Saturday, April 23, 2011


THEATRE REVIEW:
THE COSMONAUT'S LAST MESSAGE TO THE WOMAN HE ONCE LOVED IN THE FORMER SOVIET UNION
23 APR/11


JOHN COULBOURN - QMI Agency
Rating: 2 out of 5

TORONTO - While great theatre is timeless, a good play — even an adequate one — can usually find a niche worth inhabiting for a short time. One suspects the niche for David Greig’s at-best-adequate THE COSMONAUT'S LAST MESSAGE TO THE WOMAN HE ONCED LOVED IN THE FORMER SOVIET UNION came with a best-before-date near the end of the last century, around the time it was written.


It was a time of political flux, for not only was a new millennium upon us and a new world order, but a whole raft for new technology as well — all of it threatened by a bug called Y2K. That tumult is reflected, albeit in less-than-compelling fashion, in Greig’s tale of disconnected lives. After a few stagings in Great Britain, THE COSMONAUT'S LAST MESSAGE… has made its way to Canada, via Canadian Stage, where artistic and general director Matthew Jocelyn gave the work a Canadian première Thursday in the Bluma Appel Theatre.


As the title implies, Greig’s stageplay centres around Oleg, a Russian cosmonaut trying to send a final message to a woman with whom he had once shared a powerful physical and emotional connection. Oleg (played by Tony Nappo) is clearly inspired by Sergei Krikalev, a cosmonaut aboard the Mir Space Station when the Soviet Union fell who found himself stranded for 300 days while his countrymen sorted out how to bring him back to earth. Oleg’s fate is worse, however, for he has been in orbit for 12 years, and although he has company — fellow cosmonaut Casimir (Tom Barnett) — Casimir loathes Oleg and wants to kill him.

And while the two of them orbit, trying to establish and maintain a connection (however tenuous) with their lives on earth, Greig introduces a veritable host of other characters, all struggling to connect in their way as well. There’s a Scottish civil servant (David Jansen) and his speech therapist wife (Fiona Byrne), a Norwegian diplomat (Raoul Bhaneja) and a Russian prostitute that may or may not be Casimir’s daughter (Sarah Wilson).

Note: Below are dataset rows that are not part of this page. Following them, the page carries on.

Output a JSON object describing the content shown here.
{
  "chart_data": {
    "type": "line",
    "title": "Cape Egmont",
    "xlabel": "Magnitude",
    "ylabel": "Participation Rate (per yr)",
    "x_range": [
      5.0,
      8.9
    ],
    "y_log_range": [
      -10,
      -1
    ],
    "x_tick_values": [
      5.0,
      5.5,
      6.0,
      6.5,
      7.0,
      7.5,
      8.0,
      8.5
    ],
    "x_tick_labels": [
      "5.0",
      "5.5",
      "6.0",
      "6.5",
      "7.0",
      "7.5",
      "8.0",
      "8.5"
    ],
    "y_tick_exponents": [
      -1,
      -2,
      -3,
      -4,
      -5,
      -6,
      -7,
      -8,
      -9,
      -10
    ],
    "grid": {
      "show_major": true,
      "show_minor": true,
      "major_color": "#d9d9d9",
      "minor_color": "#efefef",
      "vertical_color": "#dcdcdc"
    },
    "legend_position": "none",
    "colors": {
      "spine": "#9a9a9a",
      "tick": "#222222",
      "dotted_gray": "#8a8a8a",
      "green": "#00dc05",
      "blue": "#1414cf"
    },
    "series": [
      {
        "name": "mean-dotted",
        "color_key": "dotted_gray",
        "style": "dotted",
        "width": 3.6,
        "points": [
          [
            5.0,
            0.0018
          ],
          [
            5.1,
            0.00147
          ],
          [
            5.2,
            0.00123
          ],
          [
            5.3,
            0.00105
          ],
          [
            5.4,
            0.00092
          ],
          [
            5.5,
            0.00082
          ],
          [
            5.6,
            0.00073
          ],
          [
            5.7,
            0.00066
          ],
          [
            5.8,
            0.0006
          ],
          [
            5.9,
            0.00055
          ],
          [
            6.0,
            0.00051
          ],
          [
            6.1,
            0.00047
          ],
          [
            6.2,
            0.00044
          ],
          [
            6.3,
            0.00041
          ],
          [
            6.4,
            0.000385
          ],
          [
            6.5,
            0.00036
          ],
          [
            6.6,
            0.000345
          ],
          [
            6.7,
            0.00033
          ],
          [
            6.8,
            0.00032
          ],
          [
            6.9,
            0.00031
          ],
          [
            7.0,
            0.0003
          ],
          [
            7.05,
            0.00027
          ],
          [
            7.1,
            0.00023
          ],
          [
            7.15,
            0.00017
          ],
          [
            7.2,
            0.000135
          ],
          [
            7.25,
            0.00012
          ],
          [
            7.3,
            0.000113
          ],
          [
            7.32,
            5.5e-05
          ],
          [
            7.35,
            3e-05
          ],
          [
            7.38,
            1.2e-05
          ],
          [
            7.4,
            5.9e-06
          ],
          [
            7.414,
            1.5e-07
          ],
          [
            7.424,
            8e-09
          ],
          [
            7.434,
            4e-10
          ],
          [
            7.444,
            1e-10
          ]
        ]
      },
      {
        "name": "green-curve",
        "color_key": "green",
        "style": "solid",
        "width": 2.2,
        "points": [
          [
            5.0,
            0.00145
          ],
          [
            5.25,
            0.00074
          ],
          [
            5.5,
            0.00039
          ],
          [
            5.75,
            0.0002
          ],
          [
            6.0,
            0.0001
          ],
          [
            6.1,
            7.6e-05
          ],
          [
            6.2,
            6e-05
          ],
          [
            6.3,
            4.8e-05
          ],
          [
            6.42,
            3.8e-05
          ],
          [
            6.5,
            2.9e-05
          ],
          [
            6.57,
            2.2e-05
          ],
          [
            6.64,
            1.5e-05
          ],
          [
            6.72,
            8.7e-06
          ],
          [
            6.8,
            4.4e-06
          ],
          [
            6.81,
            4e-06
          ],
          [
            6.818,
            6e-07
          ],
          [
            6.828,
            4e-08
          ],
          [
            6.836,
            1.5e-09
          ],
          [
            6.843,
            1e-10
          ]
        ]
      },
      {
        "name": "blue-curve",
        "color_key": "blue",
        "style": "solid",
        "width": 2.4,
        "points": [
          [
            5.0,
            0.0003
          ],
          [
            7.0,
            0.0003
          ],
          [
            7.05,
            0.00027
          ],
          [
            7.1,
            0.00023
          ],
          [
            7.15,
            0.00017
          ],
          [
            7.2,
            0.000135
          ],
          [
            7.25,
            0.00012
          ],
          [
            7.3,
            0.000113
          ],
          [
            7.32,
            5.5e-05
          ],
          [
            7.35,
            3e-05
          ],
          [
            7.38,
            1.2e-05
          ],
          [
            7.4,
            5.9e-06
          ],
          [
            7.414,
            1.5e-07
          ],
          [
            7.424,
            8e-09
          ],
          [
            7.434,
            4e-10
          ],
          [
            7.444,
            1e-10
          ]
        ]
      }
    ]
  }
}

They share an earthbound orbit with a further cast of characters with whom they have occasional contact but no connection — a pregnant Scottish cop (Wilson), a French scientist (Jansen), a battle-scarred dominatrix (Byrne), several bartenders (all played by Bhaneja) and a patient with severe speech impediment (Barnett).


Written in a highly cinematic and pointlessly profane form, it is a work that demands both scope and intimacy, and while the Bluma stage certainly offers director Jennifer Tarver and designer Julie Fox (set and costumes) the breadth required, it comes up dangerously short on the kind of intimacy that might induce an audience to care a fig about any of them, or the loneliness that plagues them.


And under Tarver’s direction, much of that scope is wasted in an electronic-age story that moves at a glacial pace, which affords plenty of time to savour the production’s flaws. While one might overlook the fact that the revolve on the Bluma stage has rarely been used to such cheesy effect, or that dialect designer and coach Eric Armstrong’s contributions are at best haphazard, it is impossible to ignore the fact that Tarver has squandered most of the talent at her disposal.


One can’t quibble with the showcase she gives designers Robert Thomson (lighting) and Jeremy Mimnagh (projections), but talented players such as Byrne, Nappo, Bhaneja and Jansen seem to be mired at the bottom of their range. Wilson seems to think she’s been cast opposite James Bond. One suspects the Cosmonaut’s Last Message was probably along the lines of “Is this over yet?”